Università degli Studi - L’Aquila, Cattedra di Anestesia e Terapia del Dolore
Background. Remifentanil, a recently commercialised opioid, is characterised by a predictable and non cumulative effect which vanishes rapidly without determining side effects in the long term. These characteristics make remifentanil an ideal opioid in continuous infusion for the ambulatory surgery setting. Aim of this study was to assess the ideal dose of remifentanil, administered in bolus before propofol, in patients undergoing uterine curettage and assisted by mask ventilation in 100% oxygen.

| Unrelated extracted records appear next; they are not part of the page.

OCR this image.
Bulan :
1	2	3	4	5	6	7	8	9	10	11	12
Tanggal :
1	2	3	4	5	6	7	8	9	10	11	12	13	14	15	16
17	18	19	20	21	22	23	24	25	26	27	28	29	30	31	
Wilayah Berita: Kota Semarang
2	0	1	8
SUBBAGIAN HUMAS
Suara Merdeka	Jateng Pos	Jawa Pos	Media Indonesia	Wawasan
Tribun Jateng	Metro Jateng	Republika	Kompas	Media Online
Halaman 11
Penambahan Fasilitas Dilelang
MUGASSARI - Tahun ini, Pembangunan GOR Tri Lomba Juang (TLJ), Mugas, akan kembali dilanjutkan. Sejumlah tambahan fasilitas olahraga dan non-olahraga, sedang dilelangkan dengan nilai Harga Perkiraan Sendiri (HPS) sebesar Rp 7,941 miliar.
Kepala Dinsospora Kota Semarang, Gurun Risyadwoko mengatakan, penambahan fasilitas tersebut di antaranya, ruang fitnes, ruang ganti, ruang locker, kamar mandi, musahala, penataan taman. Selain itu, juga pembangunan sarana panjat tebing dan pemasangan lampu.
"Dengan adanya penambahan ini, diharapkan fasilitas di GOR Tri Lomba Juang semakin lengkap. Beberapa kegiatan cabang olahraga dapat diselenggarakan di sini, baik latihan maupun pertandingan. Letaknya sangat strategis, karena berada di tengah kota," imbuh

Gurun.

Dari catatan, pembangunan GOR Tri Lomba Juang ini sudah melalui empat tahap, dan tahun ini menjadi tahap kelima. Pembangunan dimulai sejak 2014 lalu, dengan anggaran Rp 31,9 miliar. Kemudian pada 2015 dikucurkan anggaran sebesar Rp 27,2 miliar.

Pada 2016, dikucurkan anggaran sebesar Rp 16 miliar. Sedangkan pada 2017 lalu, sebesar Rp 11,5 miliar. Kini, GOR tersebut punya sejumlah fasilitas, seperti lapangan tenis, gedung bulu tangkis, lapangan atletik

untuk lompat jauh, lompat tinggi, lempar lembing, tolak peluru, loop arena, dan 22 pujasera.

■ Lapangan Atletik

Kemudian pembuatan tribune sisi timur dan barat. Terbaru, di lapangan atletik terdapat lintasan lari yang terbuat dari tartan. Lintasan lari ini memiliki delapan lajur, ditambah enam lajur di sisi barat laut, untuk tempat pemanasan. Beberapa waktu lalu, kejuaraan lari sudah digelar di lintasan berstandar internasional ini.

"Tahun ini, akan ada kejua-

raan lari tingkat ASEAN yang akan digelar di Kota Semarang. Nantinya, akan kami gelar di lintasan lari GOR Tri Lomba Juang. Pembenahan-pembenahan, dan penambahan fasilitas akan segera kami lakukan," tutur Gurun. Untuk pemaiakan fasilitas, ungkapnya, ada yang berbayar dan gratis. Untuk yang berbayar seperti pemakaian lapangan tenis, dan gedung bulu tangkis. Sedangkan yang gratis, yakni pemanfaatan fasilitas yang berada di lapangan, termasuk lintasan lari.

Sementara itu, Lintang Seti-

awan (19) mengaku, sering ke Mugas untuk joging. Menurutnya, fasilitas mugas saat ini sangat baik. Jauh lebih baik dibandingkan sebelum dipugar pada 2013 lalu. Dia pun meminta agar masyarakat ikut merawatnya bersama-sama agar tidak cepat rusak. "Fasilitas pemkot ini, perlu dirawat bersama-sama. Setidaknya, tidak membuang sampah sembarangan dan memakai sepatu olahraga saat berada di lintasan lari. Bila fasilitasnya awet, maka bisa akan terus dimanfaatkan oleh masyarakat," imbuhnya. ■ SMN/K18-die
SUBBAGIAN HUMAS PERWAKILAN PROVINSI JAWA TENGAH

Methods. Sixty patients, ASA status I-II, scheduled for uterine curettage, were divided into three study groups according to the bolus dose of remifentanil received before the induction agent: group A (n=20) 1 µg/kg; group B (n=20) 2 µg/kg; group C (n=20) 2 µg/kg. All patients were assisted by 100% oxygen ventilation with facial mask. During surgery the following were recorded: time to spontaneous ventilation (in case of post induction apnea); incidence of somatic and autonomic responses to surgical stress (treated with remifentanil in bolus). At the end of surgery the times to response to simple verbal commands, to discharge from the recovery room (by Aldrete score every 5’) and to discharge from hospital (by PADSS score every 30’) were registered.
Results. All patients presented post-induction apnea with a significantly more rapid return to spontaneous ventilation in group A. Six patients of group A responded to surgical stress while in groups B and C there was no need for supplementary boluses (p<0.05). Five patients of group C were treated with atropine for bradycardia, in four of group C it was necessary to administer succinylcholine for thoracic rigidity. No significant differences regarding the anesthesia recovery times were observed. All patients were discharged from the recovery room after 10’ from the end of surgery. Overall, the qualification for discharge from hospital was obtained at the second PADSS score control, except for one group A patient who incurred in metrorrhagia.
Conclusions. The administration in bolus of remifentanil, before the inducing agent, permits short-term surgery in ambulatory surgery settings thanks to the rapid recovery of vital functions. Compared to the other doses, the 1.5 µg/kg dose guaranteed a good control over surgical stress without influencing the speed of awakening and without determining uncomfortable side effects.